Et le spectacle du vieux qui veut paraître encore vert est aussi navrant que celui de l'homme mûr qui consent déjà à être podagre.
La perfection réside entre ces deux extrêmes.
Pour vieillir avec art, c'est à dire avec dignité et grâce, il faut le faire sans précipitation comme sans révolte.
Tout d'abord le sage s'efforce d'accepter cette idée de la vieillesse; il comprend la nécessité de cette loi qui conduit chacun de nous vers la fin, pour donner place à un autre qui sera à son tour repoussé par un successeur.
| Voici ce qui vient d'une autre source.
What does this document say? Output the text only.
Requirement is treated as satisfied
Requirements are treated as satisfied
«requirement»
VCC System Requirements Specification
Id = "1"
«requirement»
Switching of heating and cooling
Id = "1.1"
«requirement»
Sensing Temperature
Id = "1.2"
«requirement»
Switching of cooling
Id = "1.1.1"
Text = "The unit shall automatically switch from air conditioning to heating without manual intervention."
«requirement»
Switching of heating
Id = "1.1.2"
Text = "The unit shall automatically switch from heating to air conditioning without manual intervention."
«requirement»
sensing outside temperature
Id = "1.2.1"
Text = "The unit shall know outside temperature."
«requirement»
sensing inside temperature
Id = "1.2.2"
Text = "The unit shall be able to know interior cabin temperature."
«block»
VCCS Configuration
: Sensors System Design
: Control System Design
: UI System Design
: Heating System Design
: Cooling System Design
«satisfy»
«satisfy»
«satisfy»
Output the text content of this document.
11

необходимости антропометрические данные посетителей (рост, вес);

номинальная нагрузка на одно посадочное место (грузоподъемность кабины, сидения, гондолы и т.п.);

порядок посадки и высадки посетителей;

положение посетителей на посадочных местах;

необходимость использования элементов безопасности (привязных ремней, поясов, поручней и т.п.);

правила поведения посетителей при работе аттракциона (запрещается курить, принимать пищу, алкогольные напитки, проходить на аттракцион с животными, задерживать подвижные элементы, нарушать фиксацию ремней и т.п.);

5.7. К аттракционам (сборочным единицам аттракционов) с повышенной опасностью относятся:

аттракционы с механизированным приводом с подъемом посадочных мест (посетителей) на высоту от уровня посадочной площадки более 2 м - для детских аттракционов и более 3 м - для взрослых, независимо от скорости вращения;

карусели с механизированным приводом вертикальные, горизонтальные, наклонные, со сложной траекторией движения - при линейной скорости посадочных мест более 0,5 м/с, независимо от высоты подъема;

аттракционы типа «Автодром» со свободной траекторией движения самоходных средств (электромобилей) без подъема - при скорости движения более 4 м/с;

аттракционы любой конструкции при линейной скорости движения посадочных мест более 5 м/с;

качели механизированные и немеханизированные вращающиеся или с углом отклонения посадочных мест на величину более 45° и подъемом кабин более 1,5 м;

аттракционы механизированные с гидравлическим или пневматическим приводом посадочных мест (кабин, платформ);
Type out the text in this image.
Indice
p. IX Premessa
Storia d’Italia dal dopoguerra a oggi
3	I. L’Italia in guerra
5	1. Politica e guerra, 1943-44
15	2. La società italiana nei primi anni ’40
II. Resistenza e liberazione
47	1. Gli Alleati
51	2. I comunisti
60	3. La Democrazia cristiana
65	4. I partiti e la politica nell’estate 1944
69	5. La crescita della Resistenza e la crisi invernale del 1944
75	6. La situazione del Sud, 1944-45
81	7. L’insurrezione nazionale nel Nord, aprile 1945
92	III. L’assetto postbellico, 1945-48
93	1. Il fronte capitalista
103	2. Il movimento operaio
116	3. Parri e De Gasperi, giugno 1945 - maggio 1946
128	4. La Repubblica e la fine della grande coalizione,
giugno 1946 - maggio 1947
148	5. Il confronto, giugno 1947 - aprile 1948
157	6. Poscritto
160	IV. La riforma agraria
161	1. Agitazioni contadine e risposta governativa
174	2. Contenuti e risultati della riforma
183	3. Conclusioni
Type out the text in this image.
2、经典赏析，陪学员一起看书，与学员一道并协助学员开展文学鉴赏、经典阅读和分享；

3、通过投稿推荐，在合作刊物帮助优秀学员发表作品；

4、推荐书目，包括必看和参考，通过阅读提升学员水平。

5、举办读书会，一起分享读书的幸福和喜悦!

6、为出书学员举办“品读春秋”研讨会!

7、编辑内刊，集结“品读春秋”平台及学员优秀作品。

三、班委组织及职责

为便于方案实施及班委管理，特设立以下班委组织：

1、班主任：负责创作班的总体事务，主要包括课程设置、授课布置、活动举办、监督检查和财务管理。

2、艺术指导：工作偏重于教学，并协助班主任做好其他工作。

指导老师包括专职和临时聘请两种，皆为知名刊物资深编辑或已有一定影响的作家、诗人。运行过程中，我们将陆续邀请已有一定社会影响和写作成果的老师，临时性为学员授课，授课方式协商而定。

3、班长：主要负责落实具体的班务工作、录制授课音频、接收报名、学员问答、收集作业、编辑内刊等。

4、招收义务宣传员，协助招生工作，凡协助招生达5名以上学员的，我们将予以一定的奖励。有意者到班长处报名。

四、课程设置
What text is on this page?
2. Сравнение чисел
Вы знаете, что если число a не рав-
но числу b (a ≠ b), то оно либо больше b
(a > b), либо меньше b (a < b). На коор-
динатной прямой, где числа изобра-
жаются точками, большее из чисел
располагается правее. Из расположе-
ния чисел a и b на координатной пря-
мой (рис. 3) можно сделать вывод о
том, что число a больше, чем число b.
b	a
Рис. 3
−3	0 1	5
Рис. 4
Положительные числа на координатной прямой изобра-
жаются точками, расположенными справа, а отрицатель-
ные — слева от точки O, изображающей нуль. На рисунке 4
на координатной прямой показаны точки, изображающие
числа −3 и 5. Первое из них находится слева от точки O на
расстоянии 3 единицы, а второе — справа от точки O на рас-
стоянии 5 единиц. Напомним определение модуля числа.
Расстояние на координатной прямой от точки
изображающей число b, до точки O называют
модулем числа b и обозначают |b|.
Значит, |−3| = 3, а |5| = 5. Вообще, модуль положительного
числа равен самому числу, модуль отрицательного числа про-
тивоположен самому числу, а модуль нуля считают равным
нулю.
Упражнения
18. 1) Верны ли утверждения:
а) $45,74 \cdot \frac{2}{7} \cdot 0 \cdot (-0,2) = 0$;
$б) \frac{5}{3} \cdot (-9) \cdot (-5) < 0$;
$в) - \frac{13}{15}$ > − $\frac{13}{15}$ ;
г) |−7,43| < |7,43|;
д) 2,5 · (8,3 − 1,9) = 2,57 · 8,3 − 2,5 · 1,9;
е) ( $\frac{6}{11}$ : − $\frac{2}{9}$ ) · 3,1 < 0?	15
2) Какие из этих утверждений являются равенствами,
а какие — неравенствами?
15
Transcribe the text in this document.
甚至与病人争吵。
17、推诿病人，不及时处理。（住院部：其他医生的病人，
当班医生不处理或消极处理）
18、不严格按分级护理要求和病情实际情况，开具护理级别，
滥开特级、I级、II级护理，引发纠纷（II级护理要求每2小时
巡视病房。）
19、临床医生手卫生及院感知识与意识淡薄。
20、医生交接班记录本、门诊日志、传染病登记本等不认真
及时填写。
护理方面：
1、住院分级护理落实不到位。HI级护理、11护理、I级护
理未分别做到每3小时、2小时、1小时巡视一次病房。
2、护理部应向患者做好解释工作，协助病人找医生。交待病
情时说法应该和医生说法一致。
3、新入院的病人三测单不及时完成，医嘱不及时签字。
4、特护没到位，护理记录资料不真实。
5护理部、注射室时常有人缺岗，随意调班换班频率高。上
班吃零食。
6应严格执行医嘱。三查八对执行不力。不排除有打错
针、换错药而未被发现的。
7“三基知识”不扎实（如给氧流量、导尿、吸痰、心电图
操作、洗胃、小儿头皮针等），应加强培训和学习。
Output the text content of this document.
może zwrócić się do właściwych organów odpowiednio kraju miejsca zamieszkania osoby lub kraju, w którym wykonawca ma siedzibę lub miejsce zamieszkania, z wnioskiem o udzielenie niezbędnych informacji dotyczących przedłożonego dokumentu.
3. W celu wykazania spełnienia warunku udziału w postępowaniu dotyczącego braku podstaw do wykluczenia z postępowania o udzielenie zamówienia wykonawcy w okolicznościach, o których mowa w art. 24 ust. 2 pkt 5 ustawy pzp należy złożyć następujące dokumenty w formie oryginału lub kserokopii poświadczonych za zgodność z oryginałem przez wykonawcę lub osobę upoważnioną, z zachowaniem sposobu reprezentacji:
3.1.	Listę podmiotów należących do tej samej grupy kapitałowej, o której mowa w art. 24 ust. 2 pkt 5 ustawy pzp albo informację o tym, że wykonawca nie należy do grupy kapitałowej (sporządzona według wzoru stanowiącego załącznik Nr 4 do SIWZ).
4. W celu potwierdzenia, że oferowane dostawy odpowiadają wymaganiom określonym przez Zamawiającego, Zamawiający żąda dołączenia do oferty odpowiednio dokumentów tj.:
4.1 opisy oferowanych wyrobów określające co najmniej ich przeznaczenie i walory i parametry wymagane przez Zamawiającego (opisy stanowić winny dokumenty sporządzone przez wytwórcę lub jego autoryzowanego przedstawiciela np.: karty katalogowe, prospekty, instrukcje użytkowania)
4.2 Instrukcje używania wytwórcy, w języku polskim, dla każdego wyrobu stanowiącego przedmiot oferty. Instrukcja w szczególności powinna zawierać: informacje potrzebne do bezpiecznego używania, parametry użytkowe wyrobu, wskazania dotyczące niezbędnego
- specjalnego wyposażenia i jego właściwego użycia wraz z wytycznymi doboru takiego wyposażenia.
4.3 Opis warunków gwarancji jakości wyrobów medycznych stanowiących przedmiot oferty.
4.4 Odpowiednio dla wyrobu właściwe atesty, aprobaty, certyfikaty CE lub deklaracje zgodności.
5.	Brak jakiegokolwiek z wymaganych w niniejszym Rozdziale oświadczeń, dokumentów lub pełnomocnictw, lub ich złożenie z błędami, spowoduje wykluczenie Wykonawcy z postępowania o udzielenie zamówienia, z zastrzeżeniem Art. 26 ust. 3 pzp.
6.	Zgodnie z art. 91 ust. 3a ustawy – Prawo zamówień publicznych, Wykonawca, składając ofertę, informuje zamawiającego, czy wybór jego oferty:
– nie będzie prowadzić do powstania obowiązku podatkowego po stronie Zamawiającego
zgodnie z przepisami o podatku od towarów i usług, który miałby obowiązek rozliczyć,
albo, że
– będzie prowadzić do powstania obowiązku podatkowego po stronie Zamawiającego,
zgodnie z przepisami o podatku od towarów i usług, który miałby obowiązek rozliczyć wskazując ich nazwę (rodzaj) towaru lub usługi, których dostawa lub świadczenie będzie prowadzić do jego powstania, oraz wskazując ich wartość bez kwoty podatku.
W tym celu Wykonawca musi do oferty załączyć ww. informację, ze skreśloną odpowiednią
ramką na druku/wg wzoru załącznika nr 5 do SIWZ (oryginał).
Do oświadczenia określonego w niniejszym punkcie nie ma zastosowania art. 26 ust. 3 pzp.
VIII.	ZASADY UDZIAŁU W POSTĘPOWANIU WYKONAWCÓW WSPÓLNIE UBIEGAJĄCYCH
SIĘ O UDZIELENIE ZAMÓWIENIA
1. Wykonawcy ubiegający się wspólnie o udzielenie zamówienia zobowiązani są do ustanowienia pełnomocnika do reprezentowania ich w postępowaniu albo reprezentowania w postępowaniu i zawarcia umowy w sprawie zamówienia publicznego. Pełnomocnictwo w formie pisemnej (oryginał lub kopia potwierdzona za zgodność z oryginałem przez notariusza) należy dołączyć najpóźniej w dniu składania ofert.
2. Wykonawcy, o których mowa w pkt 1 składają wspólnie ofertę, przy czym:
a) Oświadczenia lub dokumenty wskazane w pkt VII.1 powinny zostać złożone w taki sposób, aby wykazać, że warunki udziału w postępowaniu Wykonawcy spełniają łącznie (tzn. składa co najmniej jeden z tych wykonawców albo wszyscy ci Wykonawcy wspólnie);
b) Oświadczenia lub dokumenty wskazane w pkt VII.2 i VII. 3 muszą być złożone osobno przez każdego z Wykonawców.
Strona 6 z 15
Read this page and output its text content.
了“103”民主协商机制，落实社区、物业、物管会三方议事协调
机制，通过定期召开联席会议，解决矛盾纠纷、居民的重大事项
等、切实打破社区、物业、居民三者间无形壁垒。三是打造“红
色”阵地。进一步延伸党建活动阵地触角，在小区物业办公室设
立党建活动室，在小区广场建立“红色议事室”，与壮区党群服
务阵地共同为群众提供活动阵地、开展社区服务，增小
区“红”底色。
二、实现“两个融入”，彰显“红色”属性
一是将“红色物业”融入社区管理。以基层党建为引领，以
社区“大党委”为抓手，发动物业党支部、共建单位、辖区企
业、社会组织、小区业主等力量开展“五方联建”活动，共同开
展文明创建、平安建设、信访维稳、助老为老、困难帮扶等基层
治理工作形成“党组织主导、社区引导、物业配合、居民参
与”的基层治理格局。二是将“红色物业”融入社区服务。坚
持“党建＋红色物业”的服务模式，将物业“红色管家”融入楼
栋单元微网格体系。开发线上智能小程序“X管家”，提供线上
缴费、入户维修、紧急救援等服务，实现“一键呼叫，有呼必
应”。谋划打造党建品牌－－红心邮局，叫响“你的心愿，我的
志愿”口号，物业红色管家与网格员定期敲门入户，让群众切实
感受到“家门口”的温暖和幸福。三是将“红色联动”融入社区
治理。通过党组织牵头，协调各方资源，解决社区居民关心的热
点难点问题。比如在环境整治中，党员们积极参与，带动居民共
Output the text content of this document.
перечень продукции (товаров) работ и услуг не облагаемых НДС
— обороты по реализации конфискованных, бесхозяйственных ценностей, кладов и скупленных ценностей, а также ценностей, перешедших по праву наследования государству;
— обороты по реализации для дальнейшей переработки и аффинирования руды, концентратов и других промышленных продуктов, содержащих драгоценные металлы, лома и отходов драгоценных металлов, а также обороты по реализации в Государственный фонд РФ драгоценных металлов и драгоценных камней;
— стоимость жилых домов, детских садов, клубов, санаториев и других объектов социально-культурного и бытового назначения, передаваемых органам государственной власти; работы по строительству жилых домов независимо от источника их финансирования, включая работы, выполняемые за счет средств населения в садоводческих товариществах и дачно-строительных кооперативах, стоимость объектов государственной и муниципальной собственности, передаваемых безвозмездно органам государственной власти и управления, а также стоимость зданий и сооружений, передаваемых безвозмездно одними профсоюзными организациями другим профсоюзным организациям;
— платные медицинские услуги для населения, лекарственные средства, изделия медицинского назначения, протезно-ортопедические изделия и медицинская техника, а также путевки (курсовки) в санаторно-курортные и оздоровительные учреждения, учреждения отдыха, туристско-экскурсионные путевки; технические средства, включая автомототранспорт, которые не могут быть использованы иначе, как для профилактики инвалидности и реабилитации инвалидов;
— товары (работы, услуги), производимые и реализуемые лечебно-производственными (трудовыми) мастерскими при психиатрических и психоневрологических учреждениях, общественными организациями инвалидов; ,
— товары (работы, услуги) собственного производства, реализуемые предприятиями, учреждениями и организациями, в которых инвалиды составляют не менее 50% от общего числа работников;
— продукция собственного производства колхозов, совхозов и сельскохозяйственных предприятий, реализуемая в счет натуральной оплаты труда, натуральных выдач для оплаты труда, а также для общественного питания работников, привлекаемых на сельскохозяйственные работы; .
Ayant accepté cette nécessité avec résignation, il lui devient plus facile d'éviter la rancune haineuse contre tout ce qui s'épanouit, tout ce qui est beau, vigoureux, éclatant; il repousse les procédés de coquetterie ridicule.
C'est là tout le secret de sa véritable dignité calme, sans colère, sans prétention déplacée, il peut facilement s'abandonner aux sentiments correspondant à son âge; car la nature bienveillante sait mettre notre âme à l'unisson de nos années; les feuilles des arbres tombent après que les ardeurs de l'été sont éteintes, comme les jambes rouillent à l'époque où l'on n'aime plus le bal.
La vieillesse peut être très belle et présenter même encore le charme attirant de la jeunesse, tout en évitant les rubans clairs et les vestons de collégien; il suffit qu'elle conserve un cœur affectueux ayant encore sa fraîcheur d'impression, sa faculté de s'enthousiasmer, mais auquel l'existence a donné une douce indulgence; il faut aussi qu'elle garde son esprit ouvert aux idées nouvelles et respectant les théories anciennes, non comme des préjugés, mais comme des précieux points de comparaison.
Un extérieur digne et souriant, une propreté méticuleuse, une aimable coquetterie à taire ses infirmités font un joli cadre à cette âme bonne, sereine et apaisée.

                                                                                                                  Madame Elise.

Mon Dimanche, revue populaire illustrée, 17 mai 1903.